There are three main categories of security assessments:
- Traditional security/vulnerability assessments of assets that are deployed in the cloud (e.g. virtual machines/instances for patches and vulnerabilities) or on-premises.
- Application security assessments, including SAST, DAST, and management of RASP.
- Cloud platform assessment tools that connect directly with the cloud service over API to assess not merely the assets deployed in the cloud, but the cloud configuration as well.
In a cloud-based Web Application Firewall (WAF), customers redirect traffic (using DNS) to a service that analyzes and filters traffic before passing it through to the destination web application. Many cloud WAFs also include anti-DDoS capabilities.
Intrusion Detection/Prevention systems monitor behavior patterns using rule-based, heuristic, or behavioral models to detect anomalies in activity which might present risks to the enterprise. With IDS/IPS as a service, the information feeds into a service-provider's managed platform, as opposed to the customer being responsible for analyzing events themselves. Cloud IDS/IPS can use existing hardware for on-premises security, virtual appliances for in-cloud (see Domain 7 for the limitations), or host-based agents.
Security Information and Event Management (SIEM) systems aggregate (via push or pull mechanisms) log and event data from virtual and real networks, applications, and systems. This information is then correlated and analyzed to provide real-time reporting on and alerting of information or events that may require intervention or other types of responses. Cloud SIEMs collect this data in a cloud service, as opposed to a customer-managed, on-premises system.
These services encrypt data and/or manage encryption keys. They may be offered by cloud services to support customer-managed encryption and data security. They may be limited to only protecting assets within that specific cloud provider, or they may be accessible across multiple providers (and even on-premises, via API) for broader encryption management. The category also includes encryption proxies for SaaS, which intercept SaaS traffic to encrypt discrete data.

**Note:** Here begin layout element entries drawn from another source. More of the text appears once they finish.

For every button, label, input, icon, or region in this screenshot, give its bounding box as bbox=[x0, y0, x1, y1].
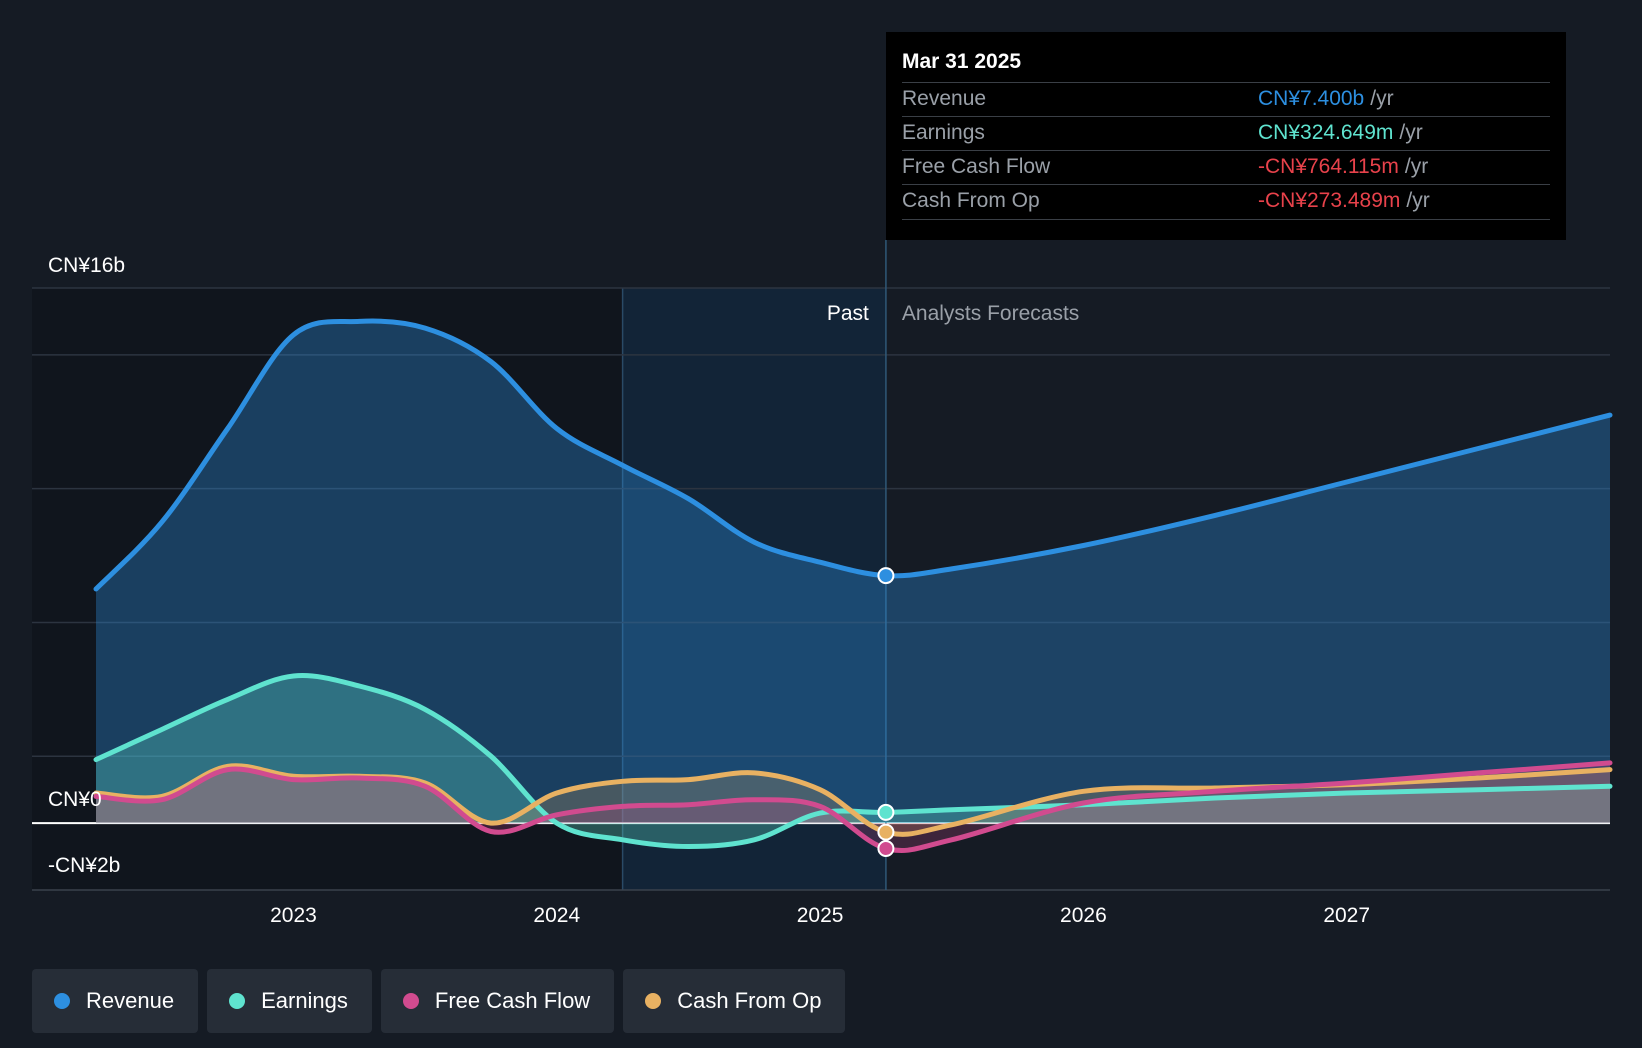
legend-item-revenue[interactable]: Revenue bbox=[32, 969, 199, 1033]
legend-dot-icon bbox=[54, 993, 70, 1009]
legend-label: Earnings bbox=[261, 988, 348, 1013]
forecast-label: Analysts Forecasts bbox=[902, 302, 1079, 325]
tooltip-unit: /yr bbox=[1370, 87, 1394, 110]
legend-label: Free Cash Flow bbox=[434, 988, 591, 1013]
tooltip-label: Cash From Op bbox=[902, 189, 1040, 212]
y-axis-zero-label: CN¥0 bbox=[48, 788, 102, 811]
earnings-area bbox=[96, 675, 1610, 847]
tooltip-label: Revenue bbox=[902, 87, 987, 110]
x-tick-label: 2024 bbox=[533, 904, 580, 927]
tooltip: Mar 31 2025 Revenue CN¥7.400b/yr Earning… bbox=[886, 32, 1566, 240]
y-axis-top-label: CN¥16b bbox=[48, 254, 125, 277]
tooltip-row-earnings: Earnings CN¥324.649m/yr bbox=[902, 116, 1550, 151]
y-axis-bottom-label: -CN¥2b bbox=[48, 854, 120, 877]
x-tick-label: 2026 bbox=[1060, 904, 1107, 927]
earnings-line bbox=[93, 673, 1613, 849]
free-cash-flow-marker bbox=[877, 840, 895, 858]
legend-label: Revenue bbox=[86, 988, 175, 1013]
legend-dot-icon bbox=[402, 993, 419, 1009]
legend-dot-icon bbox=[229, 993, 246, 1009]
tooltip-unit: /yr bbox=[1404, 155, 1429, 178]
tooltip-value: CN¥7.400b bbox=[1258, 87, 1365, 110]
x-tick-label: 2025 bbox=[797, 904, 844, 927]
revenue-marker bbox=[877, 567, 895, 585]
tooltip-row-revenue: Revenue CN¥7.400b/yr bbox=[902, 82, 1550, 117]
legend: Revenue Earnings Free Cash Flow Cash Fro… bbox=[32, 969, 846, 1033]
legend-item-cash-from-op[interactable]: Cash From Op bbox=[623, 969, 846, 1033]
tooltip-unit: /yr bbox=[1406, 189, 1430, 212]
revenue-line bbox=[93, 318, 1613, 592]
tooltip-label: Earnings bbox=[902, 121, 985, 144]
tooltip-label: Free Cash Flow bbox=[902, 155, 1051, 178]
tooltip-row-cash-from-op: Cash From Op -CN¥273.489m/yr bbox=[902, 184, 1550, 220]
tooltip-date: Mar 31 2025 bbox=[902, 50, 1022, 73]
legend-item-free-cash-flow[interactable]: Free Cash Flow bbox=[380, 969, 615, 1033]
grid bbox=[32, 240, 1610, 891]
tooltip-value: CN¥324.649m bbox=[1258, 121, 1394, 144]
past-highlight-band bbox=[622, 288, 886, 890]
legend-item-earnings[interactable]: Earnings bbox=[207, 969, 372, 1033]
legend-label: Cash From Op bbox=[677, 988, 822, 1013]
past-label: Past bbox=[827, 302, 869, 325]
cash-from-op-marker bbox=[877, 823, 895, 841]
earnings-marker bbox=[877, 803, 895, 821]
free-cash-flow-line bbox=[93, 760, 1613, 854]
x-tick-label: 2027 bbox=[1323, 904, 1370, 927]
tooltip-value: -CN¥764.115m bbox=[1258, 155, 1399, 178]
tooltip-row-free-cash-flow: Free Cash Flow -CN¥764.115m/yr bbox=[902, 150, 1550, 185]
tooltip-value: -CN¥273.489m bbox=[1258, 189, 1401, 212]
legend-dot-icon bbox=[645, 993, 662, 1009]
tooltip-unit: /yr bbox=[1399, 121, 1423, 144]
x-tick-label: 2023 bbox=[270, 904, 317, 927]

However, encrypting data outside a SaaS platform may affect the ability of the platform to utilize the data in question.
Providers of cloud BC/DR services back up data from individual systems, data centers, or cloud services to a cloud platform instead of relying on local storage or shipping tapes. They may use a local gateway to speed up data transfers and local recoveries, with the cloud service serving as the final repository for worst-case scenarios or archival purposes.
These services roll up traditional security management capabilities, such as EPP (endpoint) protection agent management, network security, mobile device management, and son into a single cloud service. This reduces or eliminates the need for local management servers and may be particularly well suited for distributed organizations.
By nature, most DDoS protections are cloud-based. They operate by rerouting traffic through the DDoS service in order to absorb attacks before they can affect the customer's own infrastructure.
- Before engaging a SecaaS provider, be sure to understand any security-specific requirements for data handling (and availability), investigative, and compliance support.
- Pay particular attention to handling of regulated data, like PII.
- Understand your data retention needs and select a provider that can support data feeds that don't create a lock-in situation.
- Ensure that the SecaaS service is compatible with your current and future plans, such as its supported cloud (and on-premises) platforms, the workstation and mobile operating systems it accommodates, and so on.